ACK - I was originally just going to amend the patch with that fixed:
char tmp_buf[BASE64_CHARS(NAME_MAX)];
name_len = snprintf(tmp_buf, sizeof(tmp_buf), "_%.*s_%llu",
- oname->len, oname->name, dir->i_ino);
+ _oname.len, _oname.name, dir->i_ino);
memcpy(oname->name, tmp_buf, name_len);
oname->len = name_len;
...but, looking at the if/else-if block more carefully, I realized we
only care about ensuring `!ret`, so I'll simplify the control flow for
v2.
Thank you for the feedback,
Sam
> Thanks,
> Slava.
>
> >
> > out:
> > diff --git a/fs/ceph/mds_client.c b/fs/ceph/mds_client.c
> > index aa6730b48e97..8fcf185e3a82 100644
> > --- a/fs/ceph/mds_client.c
> > +++ b/fs/ceph/mds_client.c
> > @@ -538,9 +538,13 @@ static int parse_reply_info_readdir(void **p, void *end,
> > * to do the base64_decode in-place.
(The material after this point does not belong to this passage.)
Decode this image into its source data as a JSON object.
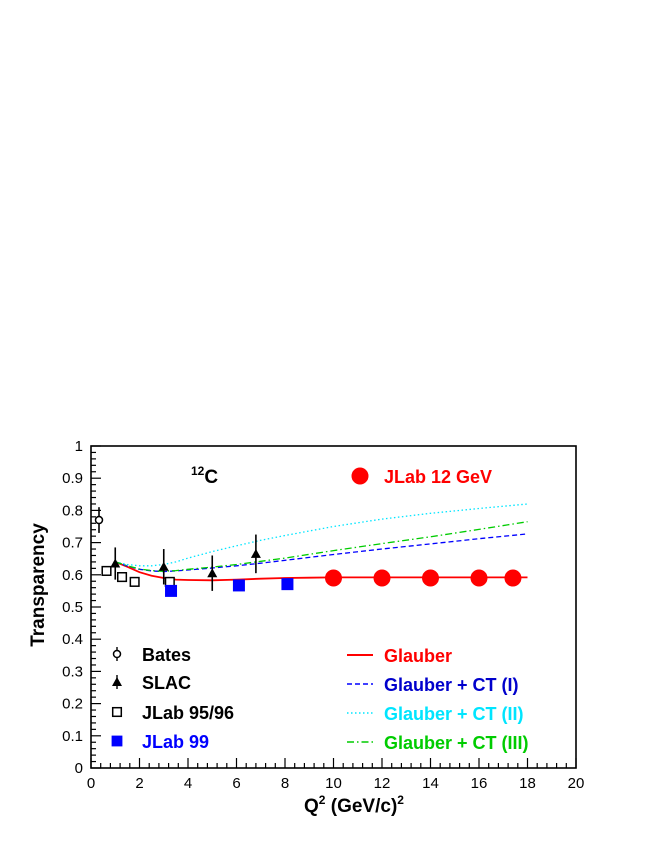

It's
> > * safe because the decoded string should
> > * always be shorter, which is 3/4 of origin
> > - * string.
> > + * string. If this message was allocated with
> > + * vmalloc() (happens, but rarely), leave it
> > + * NULL and let ceph_fname_to_usr() allocate
> > + * suitable temporary working space instead.
> > */
> > - tname = _name;
> > + if (likely(!is_vmalloc_addr(_name)))
> > + tname = _name;
> >
> > /*
> > * Set oname to _name too, and this will be